Some thoughts on minority nationalisms, from Corsica
In the first decade of this millenium, the French media frequently focused on the incidence of racism against Franco-Maghrebians in Corsica. On an island which has long been the locus of a minority nationalism organised on an anti-colonial frame of reference, this problematic challenges and unsettles fixed binaries of victim/perpetrator, powerful/powerless, majority/minority. While for some, this new development reveals the “underlying xenophobia” of Corsican nationalism, for others, this is just the latest episode in France’s age-old “defamatory misrepresentation” of the island. Debates implicitly circle around a thorny analytical and political question: should Corsican nationalism be set alongside anti-colonial resistance movements of the mid 20th century, or European neo-nationalisms of the early 21st ? Candea, M. 2006. 'Resisting victimhood in Corsica'. History and Anthropology, 17(4), 369-384.

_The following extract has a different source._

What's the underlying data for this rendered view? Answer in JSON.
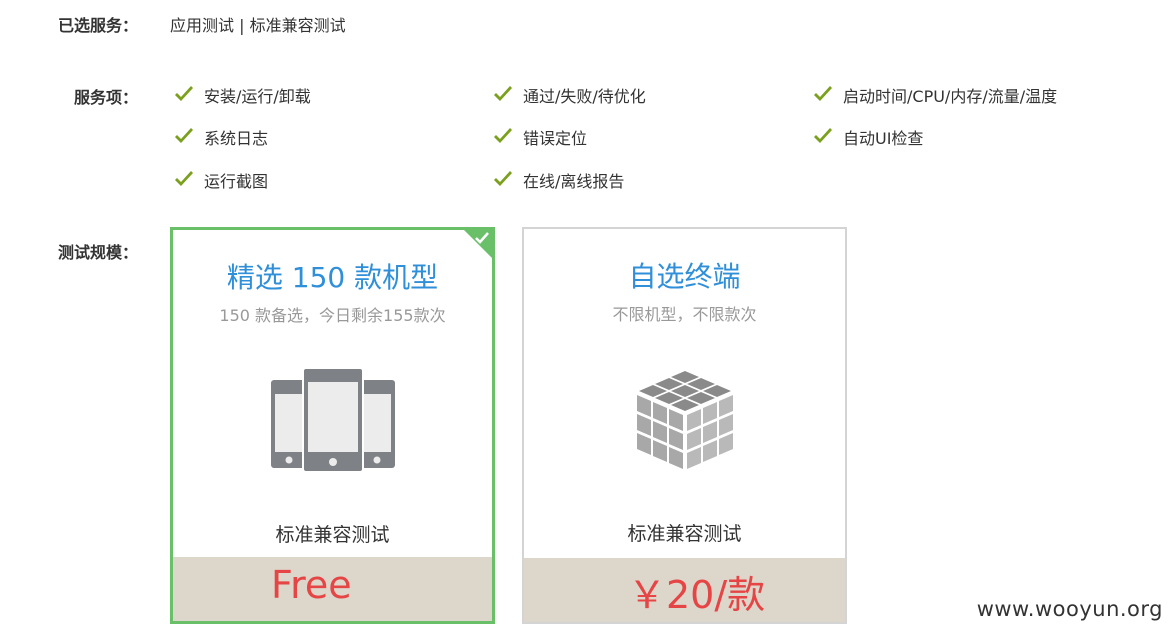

Rather than attempt to adjudicate this debate, the paper unpicks its discursive regularities. At stake in these complex politics of victimhood are issues of the representative (what instances are typical?) and the commensurable (which comparisons are acceptable?) –both of which are central also to anthropological accounts of victimhood. As a result, this case study raises some issues concerning the ethics of making victimhood an ethnographic object. It also points to the increasingly 'minoritarian' rhetoric of european neo-nationalisms such as those of the Front National.